De Oklahoma al draft de 1989
Nacido el 16 de julio de 1968 en Wichita, Kansas, Sanders creció en una familia de once hijos y destacó en el fútbol americano desde la secundaria. En la Universidad de Oklahoma State tuvo una temporada universitaria de 1988 que es considerada la mejor de la historia: 2.628 yardas corridas y 39 touchdowns, cifras que le valieron el Trofeo Heisman con la mayor diferencia de votos jamás registrada.
Los Detroit Lions lo eligieron en el pick 3 del draft de 1989. Desde su primera temporada quedó claro que la NFL estaba ante algo completamente distinto.
Una década de magia individual
Sanders pasó todas sus diez temporadas profesionales con los Detroit Lions, un equipo que durante esa época rara vez fue competitivo para el título. Sin embargo, Sanders hacía que cada partido valiera la pena. Sus estadísticas son impresionantes: 15.269 yardas por tierra, segundo mayor total de la historia de la NFL, y una media de 5,0 yardas por carrera que ningún corredor de su volumen ha igualado.
Fue elegido para diez Pro Bowls consecutivos y ganó el Premio al Jugador Más Valioso de la NFL en 1997, temporada en que corrió por 2.358 yardas, la segunda mayor marca individual de una sola temporada en la historia de la liga. Fue nombrado en el equipo All-Pro seis veces.
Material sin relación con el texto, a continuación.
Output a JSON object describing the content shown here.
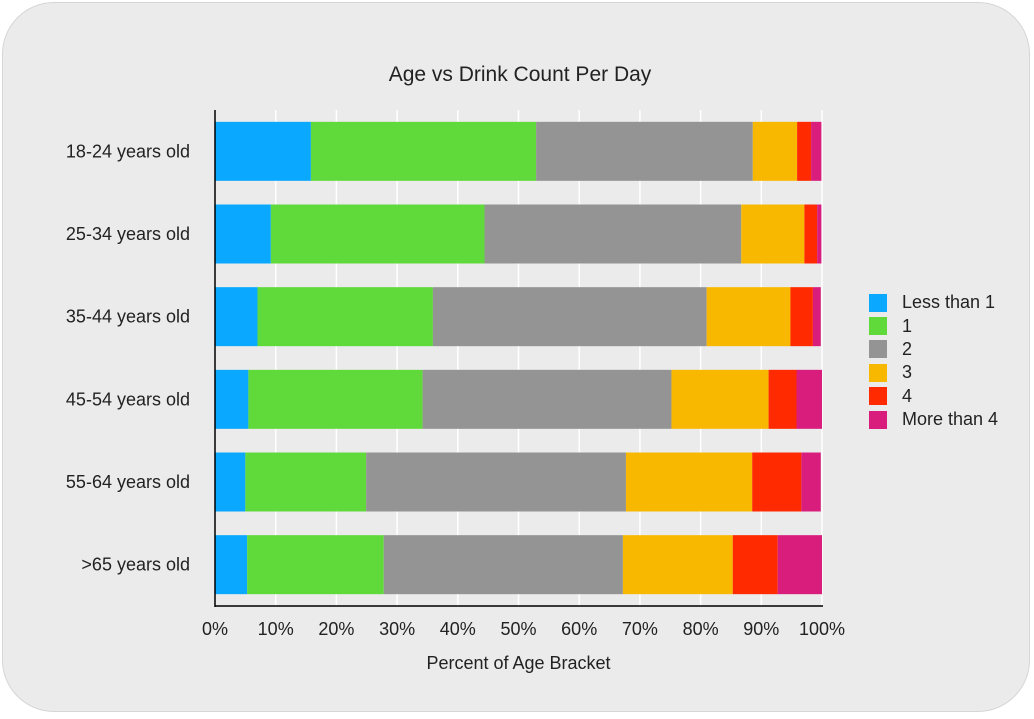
{
  "chart_data": {
    "type": "bar",
    "orientation": "horizontal",
    "stacked": true,
    "title": "Age vs Drink Count Per Day",
    "xlabel": "Percent of Age Bracket",
    "ylabel": "",
    "xlim": [
      0,
      100
    ],
    "x_ticks": [
      "0%",
      "10%",
      "20%",
      "30%",
      "40%",
      "50%",
      "60%",
      "70%",
      "80%",
      "90%",
      "100%"
    ],
    "grid": true,
    "legend_position": "right",
    "categories": [
      "18-24 years old",
      "25-34 years old",
      "35-44 years old",
      "45-54 years old",
      "55-64 years old",
      ">65 years old"
    ],
    "series": [
      {
        "name": "Less than 1",
        "color": "#0aa9ff",
        "values": [
          15.8,
          9.2,
          7.0,
          5.5,
          5.0,
          5.3
        ]
      },
      {
        "name": "1",
        "color": "#60d93b",
        "values": [
          37.1,
          35.2,
          28.9,
          28.7,
          19.9,
          22.5
        ]
      },
      {
        "name": "2",
        "color": "#949494",
        "values": [
          35.7,
          42.3,
          45.1,
          41.0,
          42.8,
          39.4
        ]
      },
      {
        "name": "3",
        "color": "#f9b800",
        "values": [
          7.3,
          10.4,
          13.8,
          16.0,
          20.8,
          18.1
        ]
      },
      {
        "name": "4",
        "color": "#ff2a00",
        "values": [
          2.3,
          2.1,
          3.7,
          4.6,
          8.1,
          7.4
        ]
      },
      {
        "name": "More than 4",
        "color": "#d91d7d",
        "values": [
          1.7,
          0.7,
          1.3,
          4.2,
          3.2,
          7.3
        ]
      }
    ]
  }
}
El estilo que no se puede imitar
Lo que separaba a Sanders de cualquier otro corredor no era solo la velocidad, sino la combinación de velocidad con un sistema de cambio de dirección absolutamente único. Podía pasar de máxima velocidad a cero y retomar velocidad en otra dirección en una fracción de segundo que los defensas no podían procesar. Sus cortes eran tan abruptos e impredecibles que era habitual ver a varios defensas caer al suelo sin que nadie le hubiera tocado.
Sus actuaciones eran particularmente espectaculares en condiciones difíciles. Cuando el campo estaba embarrado o helado, en lugar de limitarse como otros corredores, Sanders parecía encontrar más ventaja todavía en la inestabilidad del terreno.
La retirada y el legado
En julio de 1999, con 30 años y en plena forma, Sanders envió un fax comunicando su retirada. La noticia sacudió al mundo del deporte americano. Estaba a menos de 1.500 yardas del récord histórico de Walter Payton. Nunca dio una explicación plenamente satisfactoria.
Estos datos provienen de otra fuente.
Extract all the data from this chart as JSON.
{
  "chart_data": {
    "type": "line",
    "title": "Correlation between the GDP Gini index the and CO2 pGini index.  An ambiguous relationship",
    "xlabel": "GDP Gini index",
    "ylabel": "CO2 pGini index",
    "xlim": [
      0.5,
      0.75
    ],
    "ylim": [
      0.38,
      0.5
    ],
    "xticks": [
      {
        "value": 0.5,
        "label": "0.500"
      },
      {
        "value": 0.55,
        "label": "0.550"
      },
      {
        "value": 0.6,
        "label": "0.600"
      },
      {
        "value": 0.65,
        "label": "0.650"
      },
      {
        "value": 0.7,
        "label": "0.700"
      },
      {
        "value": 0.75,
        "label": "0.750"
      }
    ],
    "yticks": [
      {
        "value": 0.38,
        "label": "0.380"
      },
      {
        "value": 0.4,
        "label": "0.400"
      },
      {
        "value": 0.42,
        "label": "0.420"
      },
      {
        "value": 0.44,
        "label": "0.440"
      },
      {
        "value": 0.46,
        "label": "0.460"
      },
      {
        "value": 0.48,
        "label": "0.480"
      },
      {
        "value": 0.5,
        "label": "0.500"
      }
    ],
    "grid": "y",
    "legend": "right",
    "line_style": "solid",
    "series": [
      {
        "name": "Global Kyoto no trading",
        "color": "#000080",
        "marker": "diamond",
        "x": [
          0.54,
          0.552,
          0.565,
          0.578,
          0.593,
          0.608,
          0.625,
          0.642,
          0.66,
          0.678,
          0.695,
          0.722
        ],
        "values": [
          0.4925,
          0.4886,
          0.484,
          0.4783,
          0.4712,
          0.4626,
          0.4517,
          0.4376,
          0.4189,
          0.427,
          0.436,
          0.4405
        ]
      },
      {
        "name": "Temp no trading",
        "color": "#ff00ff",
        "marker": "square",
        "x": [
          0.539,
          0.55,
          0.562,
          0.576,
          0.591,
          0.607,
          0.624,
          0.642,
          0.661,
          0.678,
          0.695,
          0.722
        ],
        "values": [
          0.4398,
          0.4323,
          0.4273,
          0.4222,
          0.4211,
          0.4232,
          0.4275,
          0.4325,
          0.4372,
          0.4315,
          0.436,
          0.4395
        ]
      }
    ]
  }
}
Fue incluido en el Pro Football Hall of Fame en 2004. Su número 20 fue retirado por los Detroit Lions, el único honor que la franquicia puede rendir a quien fue durante una década su único motivo de esperanza. Para los aficionados al fútbol americano que lo vieron jugar, Barry Sanders es simplemente el corredor más extraordinario que han presenciado.